More collections are needed from all regions to better understand this species’ morphological, ecological and biogeographical range. Finally, this species as well as all others in our flora assigned to Urospora, do not join the type species Urospora penicilliformis (Roth) Areschoug and taxonomic change at the genus level is also needed.
Image A. Dark green filaments scraped from an upper intertidal pool on rock (Black Rock, Bay of Fundy, NS: GWS013967).
Image B. Press of moniliform specimens, the morphology typically associated with this species (subtidal (3 m) on rock, Otter Point, BC; GWS006374).
Image C. Compact tangle of descending rhizoids form the extensive anchoring system for the carpet of erect filaments (GWS013967; rehydrated from silica vial).
Image D. Cells >1 mm (arrow) from the base can contribute to the descending rhizoids (GWS013967; rehydrated from silica vial).
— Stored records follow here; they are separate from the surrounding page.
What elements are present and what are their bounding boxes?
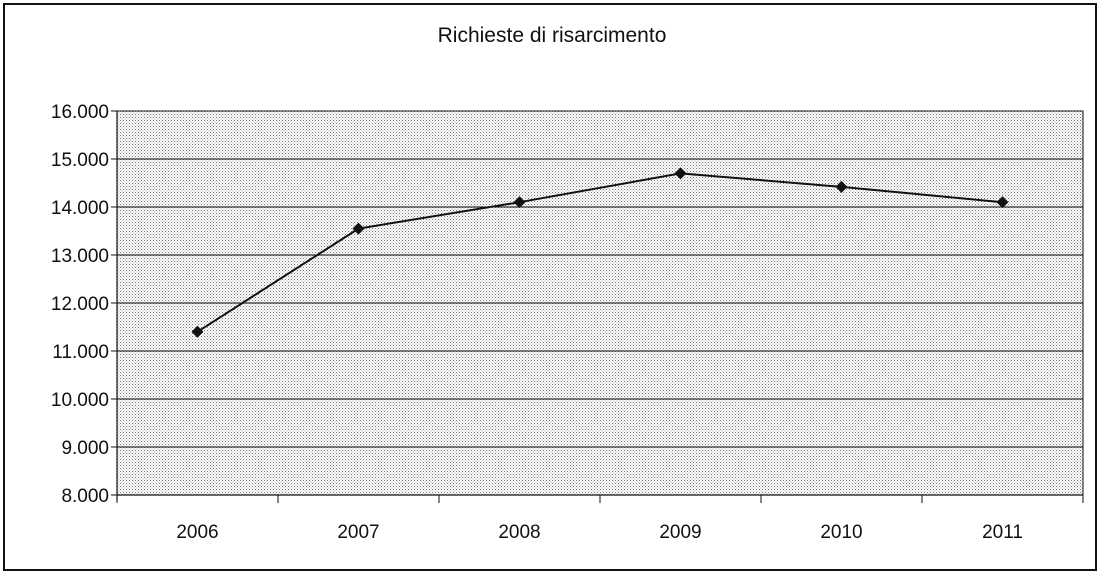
data-point-marker xyxy=(352,222,365,235)
grid-layer xyxy=(117,110,1083,448)
y-tick-label: 15.000 xyxy=(51,150,109,171)
data-point-marker xyxy=(513,196,526,209)
y-tick-label: 9.000 xyxy=(61,438,109,459)
x-tick-label: 2011 xyxy=(982,522,1023,543)
y-tick-label: 12.000 xyxy=(51,294,109,315)
data-point-marker xyxy=(191,325,204,338)
x-tick-label: 2008 xyxy=(498,522,540,543)
x-tick-label: 2009 xyxy=(659,522,701,543)
series-layer xyxy=(191,167,1009,338)
y-tick-label: 10.000 xyxy=(51,390,109,411)
y-tick-label: 16.000 xyxy=(51,102,109,123)
series-line xyxy=(196,172,1003,333)
y-tick-label: 8.000 xyxy=(61,486,109,507)
data-point-marker xyxy=(674,167,687,180)
data-point-marker xyxy=(835,180,848,193)
chart-title: Richieste di risarcimento xyxy=(438,24,667,47)
x-tick-label: 2007 xyxy=(337,522,379,543)
axis-layer: 8.000 9.000 10.000 11.000 12.000 13.000 14.000… xyxy=(51,102,1084,543)
y-tick-label: 13.000 xyxy=(51,246,109,267)
x-tick-label: 2010 xyxy=(820,522,862,543)
data-point-marker xyxy=(996,196,1009,209)
x-tick-label: 2006 xyxy=(176,522,218,543)
y-tick-label: 11.000 xyxy=(52,342,109,363)
y-tick-label: 14.000 xyxy=(51,198,109,219)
Image E. Near the base individual filaments become dominated by descending rhizoids (filament above) and eventually the main filament cells can become masked (filament below) (GWS013967; rehydrated from silica vial).
Image F. Individual plant removed from the compact holdfast revealing the anchoring tip of descending rhizoids (GWS013967; rehydrated from silica vial).
Image G. Basal cell of the erect filament evident in this individual, subtended by a rhizoid from a cell further up the filament (GWS013967; rehydrated from silica vial).
Image H. Extramatrical descending rhizoid produced from a filament cell near the base (GWS013967; rehydrated from silica vial).
Image I. Free ascending rhizoid-type filament produced low on the filament, but just above the descending rhizoid production with the cells similar in appearance to regular vegetative cells (GWS013967; rehydrated from silica vial).
Image J. Erect filament cells near the base were typically rectangular, at times atypically narrow and long (arrow), and occasionally square (GWS013967; rehydrated from silica vial).
Image K. Mid filament cells were typically rectangular, but with some exceptions (arrow) (GWS013967; rehydrated from silica vial).
Image L. Larger rectangular cells, slightly barrel-shaped, towards the top of the axes (GWS013967; rehydrated from silica vial).
Image M. Putative gametangia with developing apertures for zoid release (arrows) (GWS013967; rehydrated from silica vial).
Image N. Moniliform collection from low intertidal on cobble, Escoumins (east of town across from Rue aux Bouchets), QC (GWS006166).